By this criterion all those brilliant mothers through the ages who created beautiful homes and raised wonderful children must accept that their lives were worthless and their contribution must be trashed.
Then these people wonder at the abysmal situation with societal values, ethics and morals and at women being discriminated against and being the subject of violence at home. That which had no value will be ill-treated. But what when that which is most valuable is first denied its rightful place and is then abused and blamed for not having value?
I had a mother who was highly educated but never worked for anyone or for money. But she raised five children who are not so bad, even if I say so myself. But since she chose never to work outside her home should we say that she was discriminated against and was a powerless slave? Well, all I can say is that you didn’t know my mother.
To give you an idea of her power, find me a mother in India who can tell her son who lives in the US to return home to be with his parents…not because they needed anything materially or were sick or didn’t have other children with them. And he leaves his career and his wife and he, go back. Then find me the woman who never said a word to him but raised her hands to her Rabb (Allah) and He did what only He can do.
She had such faith in her training that she didn’t doubt for a moment that her order could perhaps not be obeyed. Or that by ordering her son to leave the US and return to India she’d be jeopardizing his career. She knew where the real power lies and knew how to access it and knew also that her son had been a good learner. As they say, the rest is history.
Since value is at least an equal factor of perception one must ask what the real value of women is, in Western society. Why does the value of a woman depend on how much money she earns and not on who she is and what she does….mother, home maker, mentor of the next generation? Why is her most important role devalued and denigrated and why is she forced to judge herself on the basis of a role forced on her against her will by modern, materialistic society whose single goal is to get every adult into the workforce? This tactic is as old as the Industrial Revolution but those who don’t read or understand history will always be its victims.

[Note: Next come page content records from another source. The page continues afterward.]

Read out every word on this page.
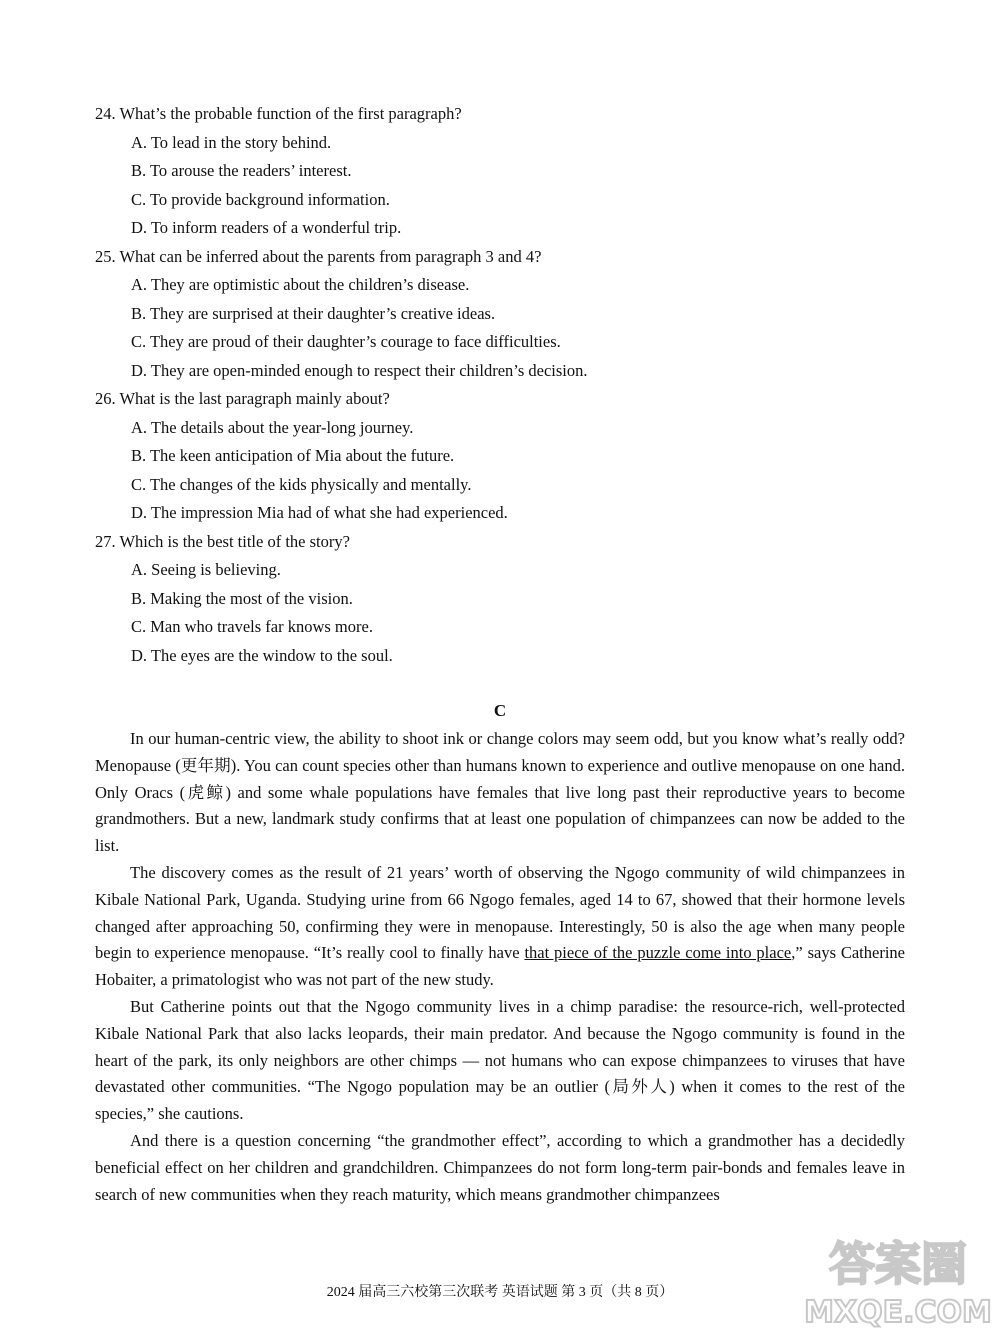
24. What’s the probable function of the first paragraph?
A. To lead in the story behind.
B. To arouse the readers’ interest.
C. To provide background information.
D. To inform readers of a wonderful trip.
25. What can be inferred about the parents from paragraph 3 and 4?
A. They are optimistic about the children’s disease.
B. They are surprised at their daughter’s creative ideas.
C. They are proud of their daughter’s courage to face difficulties.
D. They are open-minded enough to respect their children’s decision.
26. What is the last paragraph mainly about?
A. The details about the year-long journey.
B. The keen anticipation of Mia about the future.
C. The changes of the kids physically and mentally.
D. The impression Mia had of what she had experienced.
27. Which is the best title of the story?
A. Seeing is believing.
B. Making the most of the vision.
C. Man who travels far knows more.
D. The eyes are the window to the soul.
C

In our human-centric view, the ability to shoot ink or change colors may seem odd, but you know what’s really odd? Menopause (更年期). You can count species other than humans known to experience and outlive menopause on one hand. Only Oracs (虎鲸) and some whale populations have females that live long past their reproductive years to become grandmothers. But a new, landmark study confirms that at least one population of chimpanzees can now be added to the list.

The discovery comes as the result of 21 years’ worth of observing the Ngogo community of wild chimpanzees in Kibale National Park, Uganda. Studying urine from 66 Ngogo females, aged 14 to 67, showed that their hormone levels changed after approaching 50, confirming they were in menopause. Interestingly, 50 is also the age when many people begin to experience menopause. “It’s really cool to finally have that piece of the puzzle come into place,” says Catherine Hobaiter, a primatologist who was not part of the new study.

But Catherine points out that the Ngogo community lives in a chimp paradise: the resource-rich, well-protected Kibale National Park that also lacks leopards, their main predator. And because the Ngogo community is found in the heart of the park, its only neighbors are other chimps — not humans who can expose chimpanzees to viruses that have devastated other communities. “The Ngogo population may be an outlier (局外人) when it comes to the rest of the species,” she cautions.

And there is a question concerning “the grandmother effect”, according to which a grandmother has a decidedly beneficial effect on her children and grandchildren. Chimpanzees do not form long-term pair-bonds and females leave in search of new communities when they reach maturity, which means grandmother chimpanzees

2024 届高三六校第三次联考 英语试题 第 3 页（共 8 页）
答案圈
MXQE.COM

I want to hasten to add before I’m crucified that I’ve nothing against women working outside their homes. I’m objecting only to the highly patronizing attitude of putting women on the spot by demanding that they have to prove their worth. To whom, may I ask on behalf of the women who don’t? To whom and why? Why do women accept these criteria of judgment?
In my view this is the most humiliating and discriminating thing that all women must reject. This is the biggest game of male domination which I’m amazed that women don’t see through.
If a woman wants a career outside her home, that’s her choice. If another woman recognises the relative value of raising a generation compared to whatever options she has of working outside the home and leaving her children to Day Care and chooses to raise her children herself then she’s in no way less valuable, less worthy of respect or less empowered than her counterpart who chose the opposite. In today’s world she’s actually more empowered and more conscious of the true value of her role.
She is demonstrating that she has the courage to stand up and tell the world, “You can take your standard and roll it into a tube and sit on it. I refuse to be defined by it. I don’t need your approval. I will do with my life what I consider to be the best. And if you don’t like it go tell your Mama.”
I say all power to her.
The biggest question to ask women is why they can’t see through this farce and why they buy this load of garbage and judge themselves on this basis?
Surely intelligence is not exclusive to men! If I can see through this scam why can’t women?